Backtracking Algorithm: Choose, Explore, Undo, and Never Miss a Solution

Every backtracking problem is a tree. You just don't see the tree until you start running the code.

The tree is implicit. You construct it node by node as you recurse, and you dismantle it in reverse as you undo your choices. The backtracking algorithm that walks it follows a loop so regular you can almost chant it: choose something, explore the consequences, then unchoose it and try the next option. That's the whole pattern. Three lines, plus a base case.

If that sounds too simple, it's because most explanations treat backtracking as a list of recipes (here's how to do N-Queens, here's how to do subsets) rather than as a single idea that generates those recipes automatically. The single idea is the loop. Everything else is a variation.

The Tree You Never See

Consider generating all permutations of [1, 2, 3]. There are six: [1,2,3], [1,3,2], [2,1,3], [2,3,1], [3,1,2], [3,2,1].

Imagine a tree. At the root, you haven't chosen anything. At the first level, you've chosen one element (three branches: pick 1, pick 2, pick 3). At the second level, you've chosen two (two branches each, since one is already used). At the leaves, all three are chosen and you have a complete permutation.

Decision tree for permutations of [1, 2, 3] showing 6 leaf nodes The implicit decision tree for [1, 2, 3]. DFS visits all 6 leaves by going deep, recording the result, and retracing.

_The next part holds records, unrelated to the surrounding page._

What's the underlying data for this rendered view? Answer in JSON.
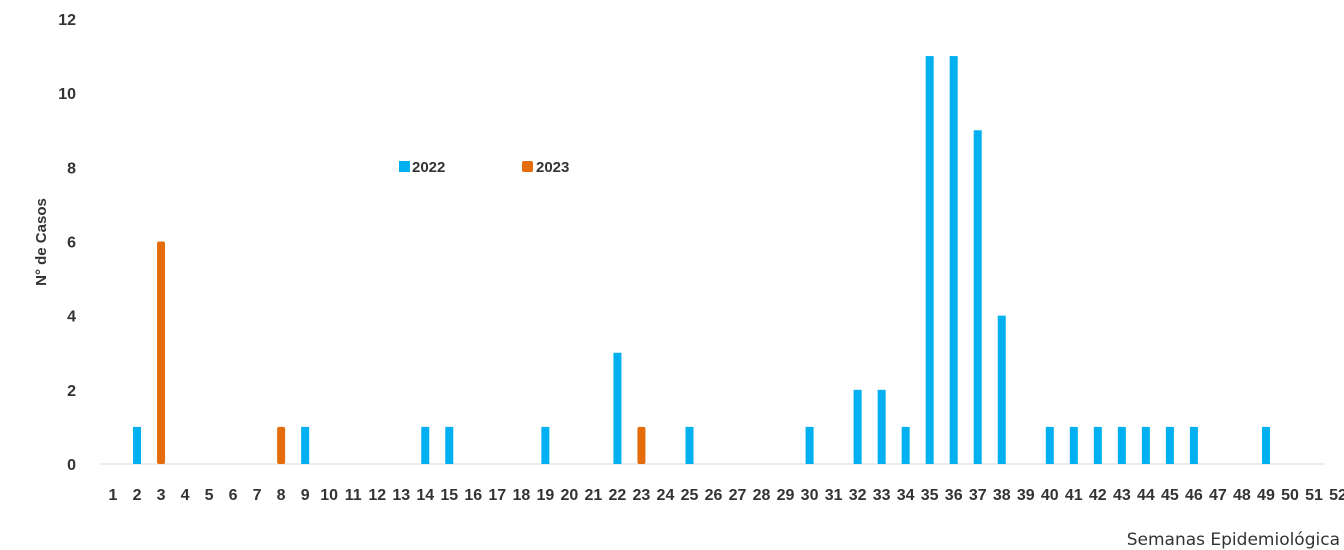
{
  "chart_data": {
    "type": "bar",
    "ylabel": "N° de Casos",
    "xlabel": "Semanas Epidemiológica",
    "ylim": [
      0,
      12
    ],
    "yticks": [
      0,
      2,
      4,
      6,
      8,
      10,
      12
    ],
    "grid": false,
    "legend_placement": "top-center",
    "categories": [
      "1",
      "2",
      "3",
      "4",
      "5",
      "6",
      "7",
      "8",
      "9",
      "10",
      "11",
      "12",
      "13",
      "14",
      "15",
      "16",
      "17",
      "18",
      "19",
      "20",
      "21",
      "22",
      "23",
      "24",
      "25",
      "26",
      "27",
      "28",
      "29",
      "30",
      "31",
      "32",
      "33",
      "34",
      "35",
      "36",
      "37",
      "38",
      "39",
      "40",
      "41",
      "42",
      "43",
      "44",
      "45",
      "46",
      "47",
      "48",
      "49",
      "50",
      "51",
      "52"
    ],
    "series": [
      {
        "name": "2022",
        "color": "#00b0f0",
        "values": [
          0,
          1,
          0,
          0,
          0,
          0,
          0,
          0,
          1,
          0,
          0,
          0,
          0,
          1,
          1,
          0,
          0,
          0,
          1,
          0,
          0,
          3,
          0,
          0,
          1,
          0,
          0,
          0,
          0,
          1,
          0,
          2,
          2,
          1,
          11,
          11,
          9,
          4,
          0,
          1,
          1,
          1,
          1,
          1,
          1,
          1,
          0,
          0,
          1,
          0,
          0,
          0
        ]
      },
      {
        "name": "2023",
        "color": "#e46c0a",
        "values": [
          0,
          0,
          6,
          0,
          0,
          0,
          0,
          1,
          0,
          0,
          0,
          0,
          0,
          0,
          0,
          0,
          0,
          0,
          0,
          0,
          0,
          0,
          1,
          0,
          0,
          0,
          0,
          0,
          0,
          0,
          0,
          0,
          0,
          0,
          0,
          0,
          0,
          0,
          0,
          0,
          0,
          0,
          0,
          0,
          0,
          0,
          0,
          0,
          0,
          0,
          0,
          0
        ]
      }
    ]
  }
}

This is the decision tree. It has n! leaves (the complete permutations) and roughly twice as many internal nodes. The backtracking algorithm is just a DFS over this tree. You go deep, hit a leaf, record the result, and retrace your steps to try the next branch. Knuth lays out this framing precisely in TAOCP Volume 4B, Section 7.2.2 "Backtrack Programming".

The "implicit" part means the tree doesn't exist in memory all at once. Each node is represented only by the current call stack frame. The recursion stack is the path from root to the current node, and the undo step is how you climb back up. That's why you need to undo: without it, you're permanently at the wrong node with no way home.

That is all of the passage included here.